Here’s what question looks like after you answer it. Look familiar? I think Trivia Crack took cues from our styling (we were around before anyone knew it existed). I put this here because the explanation of why someone got an answer right (or wrong) is almost as important as the question itself. Make sure you actually know the correct answer and also make sure you provide adequate explanation to satisfy the curiosity of the quiz taker who wants to know why they got the question right or wrong.
4. Write results
Because you are revealing the correct answer to each question right after it’s answered, the overall result of the quiz becomes less consequential. However, with interact you get an option to show correct answers only at the end, which changes the game a bit and makes the results actually important.

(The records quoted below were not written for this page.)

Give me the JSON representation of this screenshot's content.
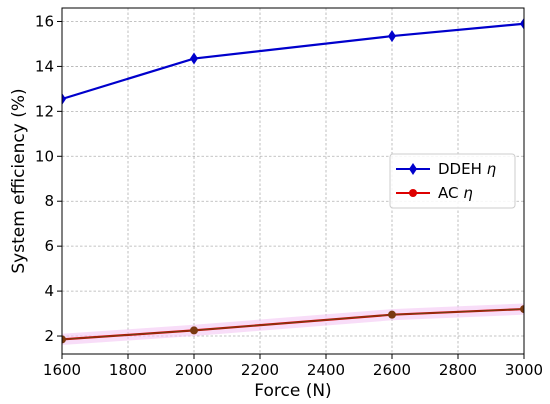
{
  "chart_data": {
    "type": "line",
    "xlabel": "Force (N)",
    "ylabel": "System efficiency (%)",
    "xlim": [
      1600,
      3000
    ],
    "ylim": [
      1.2,
      16.6
    ],
    "xticks": [
      1600,
      1800,
      2000,
      2200,
      2400,
      2600,
      2800,
      3000
    ],
    "yticks": [
      2,
      4,
      6,
      8,
      10,
      12,
      14,
      16
    ],
    "grid": true,
    "legend_position": "center-right",
    "series": [
      {
        "name": "DDEH",
        "symbol": "η",
        "color": "#0000cc",
        "marker": "diamond",
        "x": [
          1600,
          2000,
          2600,
          3000
        ],
        "y": [
          12.55,
          14.35,
          15.35,
          15.9
        ]
      },
      {
        "name": "AC",
        "symbol": "η",
        "color": "#dd0000",
        "marker": "circle",
        "x": [
          1600,
          2000,
          2600,
          3000
        ],
        "y": [
          1.85,
          2.25,
          2.95,
          3.2
        ]
      }
    ]
  }
}
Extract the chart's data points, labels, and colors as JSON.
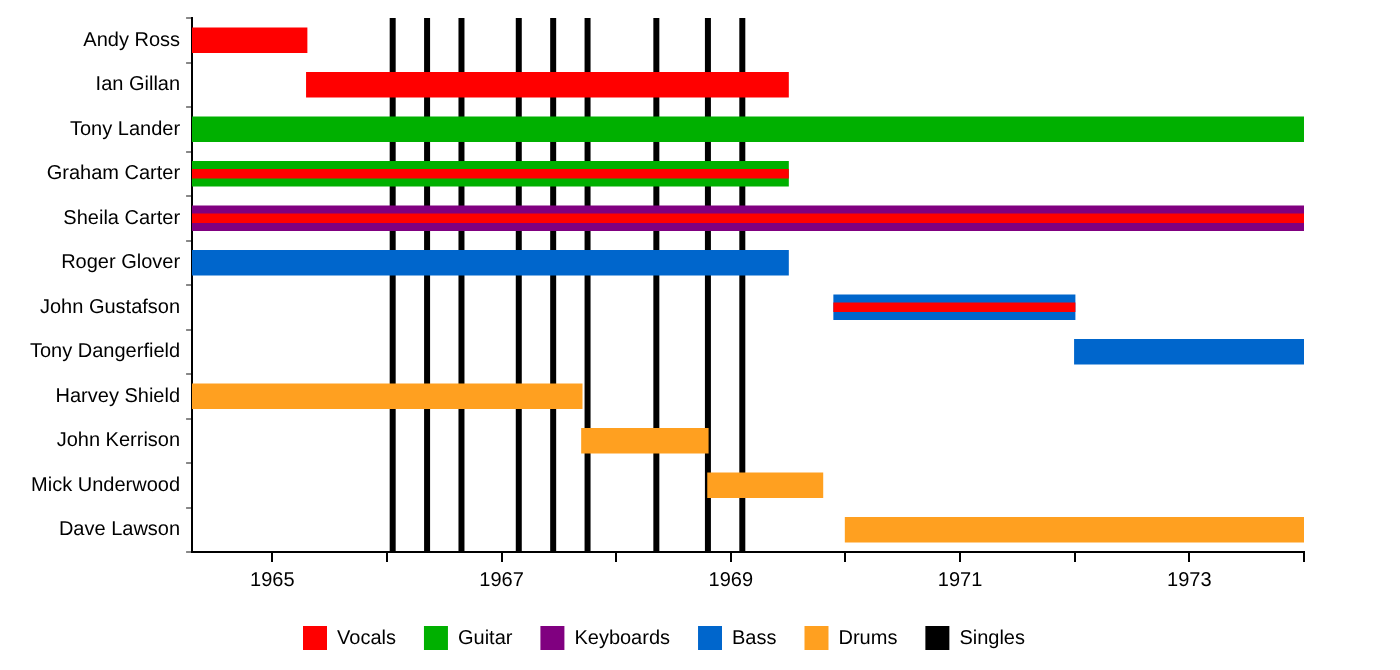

If you look below for a second, I set up a mock result for (0 to 0 correct) that links out to an event that is located in Italy where obviously the quiz taker could learn more about the place. If I was someone running events in Italy, this Trivia Crack quiz would be an excellent way of marketing it.
5. Embed on your site
This is a key feature. When you set up a quiz you can set the social share URL to any URL you want, meaning you can send traffic back to your site when people share the quiz the links point back to your domain and you keep all the traffic – genius! I embedded the quiz we’ve been looking at in this blog post and changed the social share links to point back to this post as well, so you can see how that works.
6. Share on Facebook
As the person who made the quiz, you want to get it out there for the world to see. There are two ways you can do this. The first is to actually take the quiz yourself and share it from the results page you get. The second is what I did before where I just share the quiz itself, which comes complete with the cover photo.
Note: If you are sharing on a business Facebook page it won’t automatically share the cover photo image (damn Facebook settings), so you have to manually share the photo along with a link to the quiz.
7. Bonus! How to get ROI from your Trivia Crack quiz
So you might be reading this as a marketing professional and you’re like “sick, I can make that kind of quiz, but what’s in it for me?” Well there are a couple of answers to that question, I’ll go over them briefly.
1. Website traffic
As I mentioned in the embed section, I can embed a quiz in my blog post or website page and set the social share links to point to it so I’m getting extra traffic on my domain from social sites. If I want to show ads or show email signup forms I can do that and get some lasting value from my quiz.
2. Sales leads
I put in a screenshot of a lead capture form below so you can see what it looks like. Basically it’s a form that goes between the last question of your quiz and the results that asks for lead information. The actual form below was shown 475 times and lead to 123 opt-ins. That’s not bad for five form fields!